The Queering Education Research Institute© (QuERI)


Research Projects

Current QuERI Research Projects:

Implementation Process of New York State’s Dignity for All Students Act

Status: Data collection began May, 2013 .

ABSTRACT: Exploring the implementation of New York State’s Dignity for All Students Act from the position of various stakeholders including the NYSED, legislators, advocacy groups, Task Force committee members, schools and districts

Elementary school education professionals’  experiences of working with transgender children (two studies)

Status: Data collection complete. Analysis in progress.

ABSTRACT: Case study of an elementary school that reports successfully creating a supportive environment for a transitioning transgender elementary school child in rural Vermont.  Study explores the perceptions of the school faculty on their experiences and what “success” in this context means.

Evaluation of Multicultural Education Syllabi in Use in New York State

Status: Data collection in progress summer/fall 2017

ABSTRACT: Syllabi will be evaluated for inclusion of LGBT issues, risk management language, equity language. 

New Teachers’ Stories of Their Preparation for DASA Implementation

Status: Data collection in progress.

ABSTRACT: New York State’s Dignity for All Students Act requires 6 clock hours of preservice teacher training on diversity and reporting bullying. These hours are divided into 3 face-to-face instructional hours on diversity, and 3 online on the at itself. Study explores new teacher stories of their required DASA workshop

Safe Space stickers and the risks of Ally marking: An exploration of teacher resistance and fear in support of LGBTQ students

Status: Analysis on-going. We have chosen to delay publication of this study to protect the teacher participants.

ABSTRACT : Case Study: This study explores the stories of fear and surveillance told by teachers in a Central New York suburban school district who participated in RSIS professional development training After attending the district sanctioned workshop, teachers posted “Safe Space” stickers in their classrooms. Within two days, they were ordered to remove the stickers. Fear of the district and school administration emerged as a central theme in the stories of teachers who felt they “should” be advocating and actively supporting LGBTQ students but believed that they would suffer personal and professional consequences for speaking out.

Policy as protection: A qualitative examination of school policy as a tool to support LGBTQ youth

Status: Data collection and analysis on-going.

ABSTRACT: This study explores the relationship between policy and school culture in a rural school district cited for LGBT harassment. Data include policy documents and educator narratives.

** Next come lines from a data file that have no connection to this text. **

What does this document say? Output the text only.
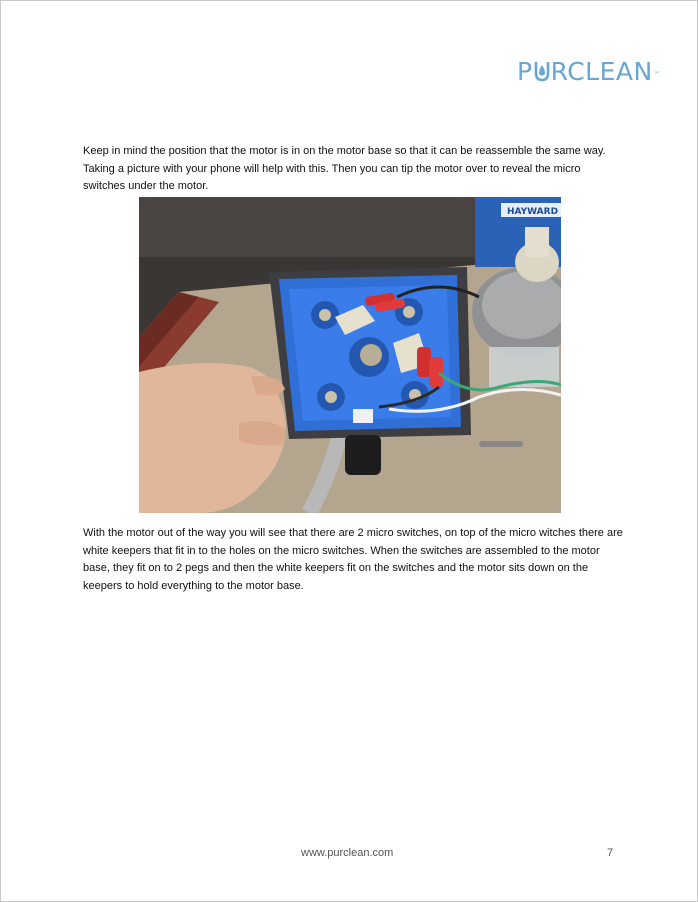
P RCLEAN ™

Keep in mind the position that the motor is in on the motor base so that it can be reassemble the same way. Taking a picture with your phone will help with this. Then you can tip the motor over to reveal the micro switches under the motor.

HAYWARD

With the motor out of the way you will see that there are 2 micro switches, on top of the micro witches there are white keepers that fit in to the holes on the micro switches. When the switches are assembled to the motor base, they fit on to 2 pegs and then the white keepers fit on the switches and the motor sits down on the keepers to hold everything to the motor base.

www.purclean.com	7
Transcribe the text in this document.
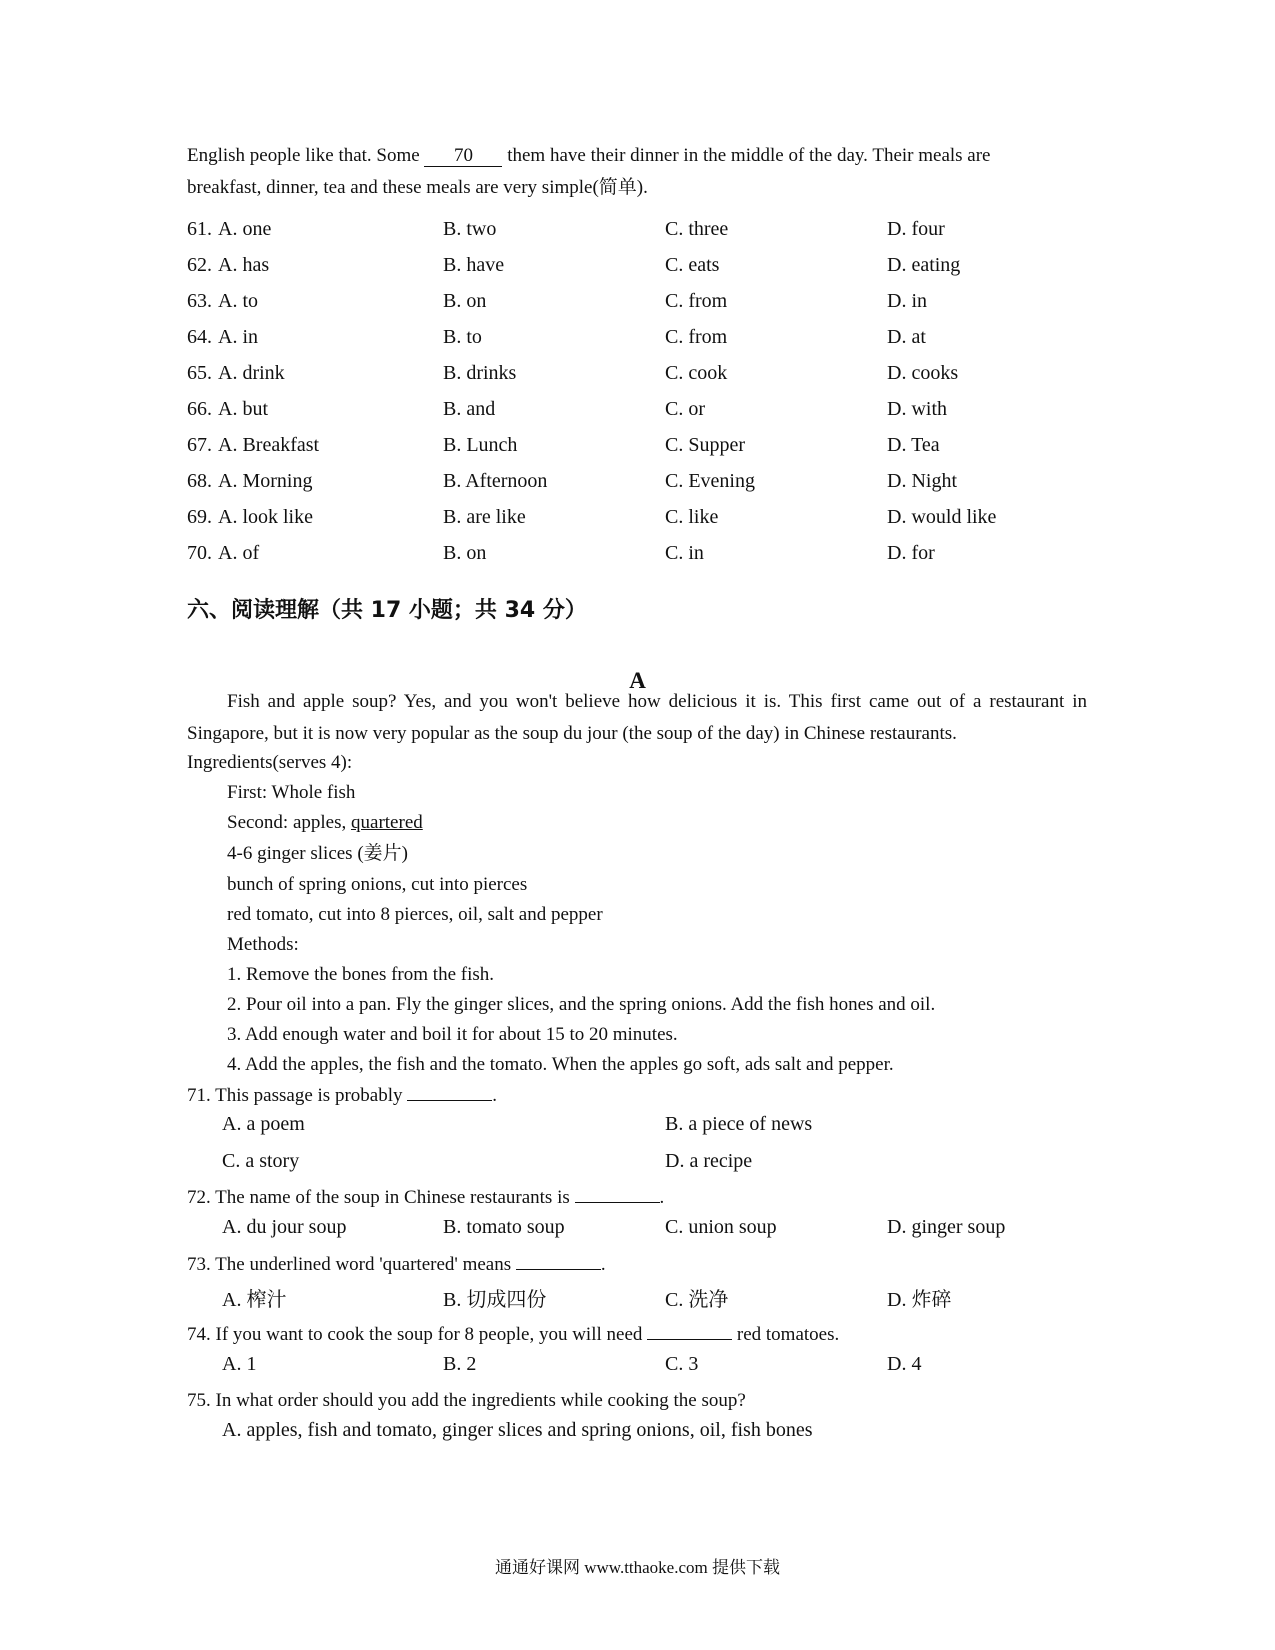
English people like that. Some 70 them have their dinner in the middle of the day. Their meals are
breakfast, dinner, tea and these meals are very simple(简单).
61. A. one	B. two	C. three	D. four
62. A. has	B. have	C. eats	D. eating
63. A. to	B. on	C. from	D. in
64. A. in	B. to	C. from	D. at
65. A. drink	B. drinks	C. cook	D. cooks
66. A. but	B. and	C. or	D. with
67. A. Breakfast	B. Lunch	C. Supper	D. Tea
68. A. Morning	B. Afternoon	C. Evening	D. Night
69. A. look like	B. are like	C. like	D. would like
70. A. of	B. on	C. in	D. for
六、阅读理解（共 17 小题；共 34 分）
A
Fish and apple soup? Yes, and you won't believe how delicious it is. This first came out of a restaurant in Singapore, but it is now very popular as the soup du jour (the soup of the day) in Chinese restaurants.
Ingredients(serves 4):
First: Whole fish
Second: apples, quartered
4-6 ginger slices (姜片)
bunch of spring onions, cut into pierces
red tomato, cut into 8 pierces, oil, salt and pepper
Methods:
1. Remove the bones from the fish.
2. Pour oil into a pan. Fly the ginger slices, and the spring onions. Add the fish hones and oil.
3. Add enough water and boil it for about 15 to 20 minutes.
4. Add the apples, the fish and the tomato. When the apples go soft, ads salt and pepper.
71. This passage is probably	.
A. a poem	B. a piece of news
C. a story	D. a recipe
72. The name of the soup in Chinese restaurants is	.
A. du jour soup	B. tomato soup	C. union soup	D. ginger soup
73. The underlined word 'quartered' means	.
A. 榨汁	B. 切成四份	C. 洗净	D. 炸碎
74. If you want to cook the soup for 8 people, you will need	red tomatoes.
A. 1	B. 2	C. 3	D. 4
75. In what order should you add the ingredients while cooking the soup?
A. apples, fish and tomato, ginger slices and spring onions, oil, fish bones
通通好课网 www.tthaoke.com 提供下载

Heteronormativity in popular sex education curricula

Status:

Status: Data collection complete; analysis on-going

ABSTRACT: This research uses critical textual analysis to explore the heteronormative structure of sex education curricula in New York State. Preliminary evaluation indicates that these curricula either A) do not address sexual diversity; or B) if they do, utilize an add-on approach which fails to provide validity for non- reproductive sexual acts and/or associated non-hetero sexualities with disease.  Preliminary findings also indicate that these curricula often reinforce traditional gender roles.  This project is in conjunction with the ACLU.

Agency in Image: LGBTQ/A Students Visual Representations of Identity and Experience in School

Status:  Analysis on-going.

ABSTRACT: Researchers for this project spent three months in high school Gay Straight Alliances and Acceptance Coalitions throughout the Syracuse, NY area exploring student visual representation of their LGBTQ/A identities in relation to schooling. Students were asked to respond artistically to prompts exploring issues of power, agency, and representation in the high school setting and to engage the relationship between image and text to create a painting or mixed media piece reflecting how they see themselves as a LGBTQ or A student. The representations evidenced how students position themselves, are positioned by others, and negotiated their identities in and out of school employing imagery that addressed fear, judgment, loneliness, isolation and escapism and expressing how those feelings influenced and infiltrated their daily school experience. There were also images of an imagined and hopeful future where the pain of social stigma had been lifted and students were “freed” from the weight of a marked identity.

Previous Collaborative Research Projects:

In 2008/2009, Elizabethe Payne, Kris Goodrich (now graduated), and Melissa Luke in the Educational Counseling, designed a course progression to prepare future school counselors to support LGBT students.

  • A team of researchers from Dr. Payne’s previous qualitative research methods courses conducted observations and created detailed fieldnotes.
  • Those data are currently being compiled for analysis to better understand counselor resistance to supporting LGBT students.
  • Further data may be collected Spring 2011 as part of a Payne taught research practicum course.